Sunday, June 24, 2012

The Next Generation and the OGRs

So you are in line at the Walmart and the old guy behind you with the "Old Guys Rule" (OGR) tank top three sizes too small is buying a 12-pack of Keystone Light.  Bored, you ask "Hey, did you happen to see the reprint of the Reith Lecture by Niall Ferguson entitled, We're mortgaging the future of the younger generation, that was recently in the June 23, 2013 edition of The Telegraph?" 

Hundred percent probability of a no answer (and a 75% chance of another word in front of the no).  If the OGR seems a bit interested, jump in with the elevator summary - - "Did your know that uncontrolled public debt threatens to rupture society as the older generation thrives at the expensive of the young?"

OGR points out (correctly) that Keystone Light is not exactly the picture of thriving.  But this gives you the opportunity to pull out the article (you happen to have The Telegraph in Walmart) and show OGR some of the key points, like:

"The most recent estimate for the difference between the net present value of federal government liabilities and the net present value of future federal revenues is $200 trillion, nearly 13 times the debt as stated by the US Treasury. Notice that these figures, too, are incomplete, since they omit the unfunded liabilities of state and local governments, which are estimated to be around $38 trillion.

These mind-boggling numbers represent nothing less than a vast claim by the generation currently retired or about to retire on their children and grandchildren, who are obligated by current law to find the money in the future, by submitting either to substantial increases in taxation or to drastic cuts in other forms of public expenditure."

OGR starts to look like he wishes he had selected another tank top and a different check-out line.  But you continue:

"The present system is, to put it bluntly, fraudulent. There are no regularly published and accurate official balance sheets. Huge liabilities are simply hidden from view. Not even the current income and expenditure statements can be relied upon. No legitimate business could possible carry on in this fashion.
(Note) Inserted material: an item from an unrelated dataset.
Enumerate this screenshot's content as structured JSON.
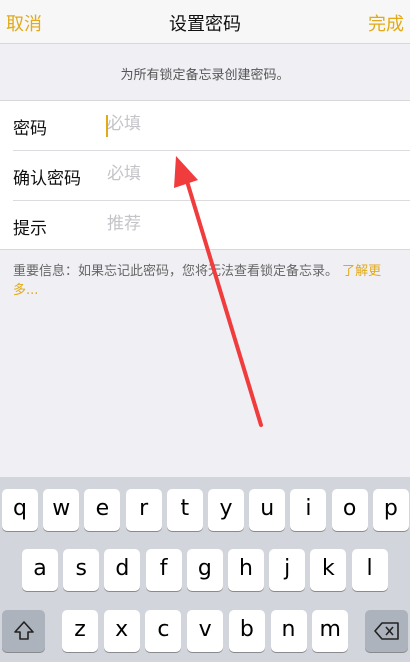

Public sector balance sheets can and should be drawn up so that the liabilities of governments can be compared with their assets. That would help clarify the difference between deficits to finance investment and deficits to finance current consumption.

Governments should also follow the lead of business and adopt the Generally Accepted Accounting Principles. And, above all, generational accounts should be prepared on a regular basis to make absolutely clear the intergenerational implications of current policy. "

As OGR reaches for a Keystone, the curtain falls with:

"As our economic difficulties have worsened, we voters have struggled to find the appropriate scapegoat. We blame the politicians whose hard lot it is to bring public finances under control. But we also like to blame bankers and financial markets, as if their reckless lending was to blame for our reckless borrowing. We bay for tougher regulation, though not of ourselves."

OGR wants the reference link (and asks about the word "bay" and you explain Ferguson is British and it is simply English cleverness), and then walks off and wishes he had gone to the Tom Thumb.